Requiring no weights, no machines, and almost no time at all, planks are a perfect way to get in a quick workout from your own home because the only thing you need for them is… you!
For this fit minute, Form 01945 owner Kelly Lorenz walks us through a plank series that will help you build a stable and strong core that can assist with everyday activities.
Lorenz’s circuit starts off with a high plank that you should hold for 30 seconds.
“Your heels are pressing back and you’re bringing your belly away from the floor,” said Lorenz. “Your muscles around your knees are squeezing, your quads are so strong, your glutes are so strong.”
“Make sure to breath through the whole entire thing,” Lorenz added.
After holding the high plank, you then move into mountain climbers for 30 seconds. Alternating legs, you drive one knee up toward your chest and then back down as the other knee is lifted up, going at a quick speed.
Then, Lorenz says to go down into a low plank and begin an exercise known as “spiders”, where you lift your knee out toward the arm, alternating legs each time, for another 30 seconds.
“Knee to triceps if you can,” Lorenz noted.
When finished, she said to end the circuit by holding the low plank for 20 seconds. For each exercise, she noted that 30 seconds is ideal, but you can hold them anywhere from 20-30. She added that if desired, hip dips can be added to the end of the series.
Lorenz said though planks largely benefit the core, they affect many other muscle groups as well.

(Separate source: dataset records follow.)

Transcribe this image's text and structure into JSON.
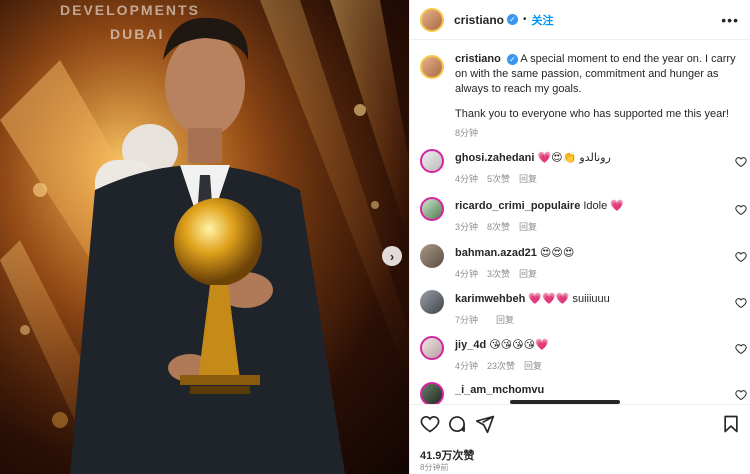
{
  "post": {
    "username": "cristiano",
    "follow_label": "关注",
    "dot": "•",
    "more_label": "•••",
    "verified_glyph": "✓"
  },
  "media": {
    "bg_text_1": "DEVELOPMENTS",
    "bg_text_2": "DUBAI",
    "next_glyph": "›"
  },
  "caption": {
    "username": "cristiano",
    "text": "A special moment to end the year on. I carry on with the same passion, commitment and hunger as always to reach my goals.",
    "text2": "Thank you to everyone who has supported me this year!",
    "time": "8分钟"
  },
  "comments": [
    {
      "username": "ghosi.zahedani",
      "text": "💗😍👏 رونالدو",
      "time": "4分钟",
      "likes": "5次赞",
      "reply": "回复"
    },
    {
      "username": "ricardo_crimi_populaire",
      "text": "Idole 💗",
      "time": "3分钟",
      "likes": "8次赞",
      "reply": "回复"
    },
    {
      "username": "bahman.azad21",
      "text": "😍😍😍",
      "time": "4分钟",
      "likes": "3次赞",
      "reply": "回复"
    },
    {
      "username": "karimwehbeh",
      "text": "💗💗💗 suiiiuuu",
      "time": "7分钟",
      "likes": "",
      "reply": "回复"
    },
    {
      "username": "jiy_4d",
      "text": "😘😘😘😘💗",
      "time": "4分钟",
      "likes": "23次赞",
      "reply": "回复"
    },
    {
      "username": "_i_am_mchomvu",
      "text": "",
      "time": "",
      "likes": "",
      "reply": ""
    }
  ],
  "footer": {
    "likes": "41.9万次赞",
    "date": "8分钟前"
  },
  "icons": {
    "like": "heart-icon",
    "comment": "comment-icon",
    "share": "share-icon",
    "save": "bookmark-icon"
  }
}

“It’s your quads, your core, your arms, it’s really a whole body workout,” Lorenz said. “It can really engage every single part.”
For those who are just starting to work out their core, she also notes that the exercises can be modified by having your knees touch the floor.
“You can always bring your knees down and then back up when you need to,” she said.
Lorenz added that beginners can start with whatever amount of time they are comfortable with, and more experienced people can start with a higher amount of time. Both can increase the amount of time spent on each exercise as they progress, or create staggered challenges for themselves over a certain period of time.
“You can also do a challenge month where you start at 10 seconds, then try to get up to 20, then try to get up to 60,” she said.
And as always, Lorenz said, you can set a reward of a delicious treat for yourself at the end of your workout or accomplished goal.